My fave character is based on Blaine from Maine (wonder if he read it)

dow, Friday, 2 November 2012 23:39 (thirteen years ago)

I bought my other half Alice Munro's Hateship, Loveship, Friendship, Courtship, Marriage; she hadn't started it so I thought I'd give it a go. I wondered whether it'd stick - small-town Canada is about the most boring setting I can think of. My fears lasted about three pages. This is masterful.

Ismael Klata, Saturday, 3 November 2012 07:34 (thirteen years ago)

haha god yes

set the controls for the heart of the congos (thomp), Saturday, 3 November 2012 13:41 (thirteen years ago)

YES

the ones that I'm near most: fellow outcasts and ilxors (Alfred, Lord Sotosyn), Saturday, 3 November 2012 13:42 (thirteen years ago)

Amazon had Blanchot's Lautreamont & Sade for 9 bucks, so I ordered that + Maldoror (in the Paul Knight translation); I've taken out both from the library before and found them immensely enjoyable. looking forward to singing the praises of evil again this winter.

Look on MS Works, ye Mighty, and despair! (bernard snowy), Saturday, 3 November 2012 13:48 (thirteen years ago)

... ack wrong thread!

Look on MS Works, ye Mighty, and despair! (bernard snowy), Saturday, 3 November 2012 13:49 (thirteen years ago)

Just finished Morrissey: the pageant of his bleeding heart. If you love him and like reading academic stuff about literature, this is your book. Seriously academic, but not dull. Also read the newest Augusten Burroughs, This is how - his take on the self-help book. Very insightful essays about dealing with various emotions and truly dire problems. It was the perfect bookend to Morrissey.

Silvercigarette, Saturday, 3 November 2012 17:11 (thirteen years ago)

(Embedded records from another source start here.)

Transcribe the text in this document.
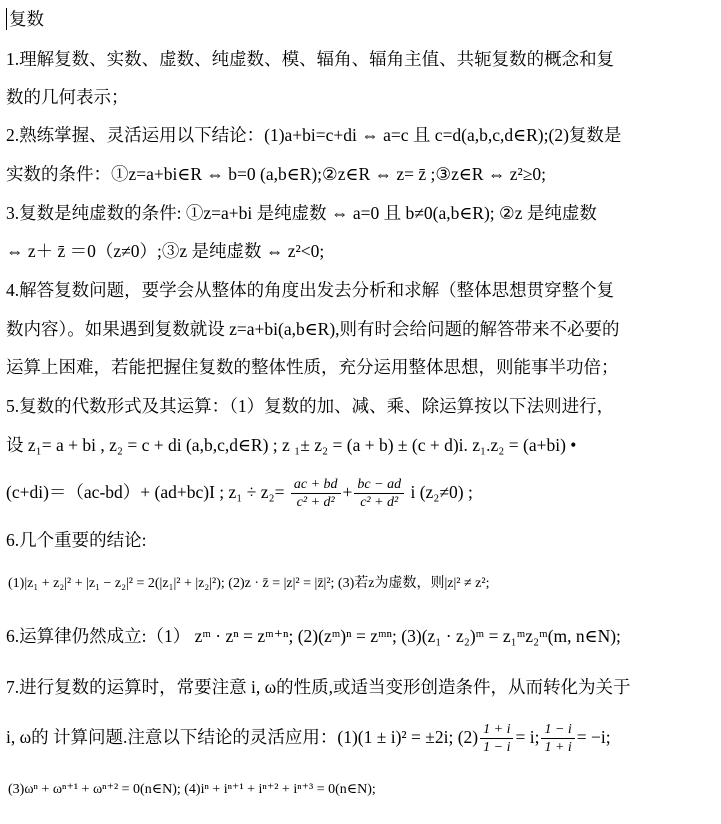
复数
1.理解复数、实数、虚数、纯虚数、模、辐角、辐角主值、共轭复数的概念和复
数的几何表示；
2.熟练掌握、灵活运用以下结论：(1)a+bi=c+di ⇔ a=c 且 c=d(a,b,c,d∈R);(2)复数是
实数的条件：①z=a+bi∈R ⇔ b=0 (a,b∈R);②z∈R ⇔ z= z̄ ;③z∈R ⇔ z²≥0;
3.复数是纯虚数的条件: ①z=a+bi 是纯虚数 ⇔ a=0 且 b≠0(a,b∈R); ②z 是纯虚数
⇔ z＋ z̄ ＝0（z≠0）;③z 是纯虚数 ⇔ z²<0;
4.解答复数问题，要学会从整体的角度出发去分析和求解（整体思想贯穿整个复
数内容）。如果遇到复数就设 z=a+bi(a,b∈R),则有时会给问题的解答带来不必要的
运算上困难，若能把握住复数的整体性质，充分运用整体思想，则能事半功倍；
5.复数的代数形式及其运算：（1）复数的加、减、乘、除运算按以下法则进行，
设 z₁= a + bi , z₂ = c + di (a,b,c,d∈R) ; z ₁± z₂ = (a + b) ± (c + d)i. z₁.z₂ = (a+bi) •
(c+di)＝（ac-bd）+ (ad+bc)I ; $z_1 \div z_2= \frac{ac + bd}{\text{c² + d²}} + \frac{bc - ad}{\text{c² + d²}}$ i (z₂≠0) ;
6.几个重要的结论:
(1)|z₁ + z₂|² + |z₁ − z₂|² = 2(|z₁|² + |z₂|²); (2)z · z̄ = |z|² = |z̄|²; (3)若z为虚数，则|z|² ≠ z²;
6.运算律仍然成立:（1） zᵐ · zⁿ = zᵐ⁺ⁿ; (2)(zᵐ)ⁿ = zᵐⁿ; (3)(z₁ · z₂)ᵐ = z₁ᵐz₂ᵐ(m, n∈N);
7.进行复数的运算时，常要注意 i, ω的性质,或适当变形创造条件，从而转化为关于
i, ω的 计算问题.注意以下结论的灵活应用：(1)(1 ± i)² = ±2i; $(2) \frac{1 + i}{1 - i} = i$; $\frac{1 - i}{1 + i} = -i$;
(3)ωⁿ + ωⁿ⁺¹ + ωⁿ⁺² = 0(n∈N); (4)iⁿ + iⁿ⁺¹ + iⁿ⁺² + iⁿ⁺³ = 0(n∈N);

So I've only just finished the first of the Munro stories, but I wanted to say to everyone on here who ever talked her up - you were so right.

Ismael Klata, Monday, 5 November 2012 13:35 (thirteen years ago)

This is masterful.
On the basis of this comment, I have bought HLFCM and added it to the queue.

calumerio, Monday, 5 November 2012 14:23 (thirteen years ago)

Uh-oh - if this takes a massive nosedive I'll feel bad alright.

Ismael Klata, Monday, 5 November 2012 17:14 (thirteen years ago)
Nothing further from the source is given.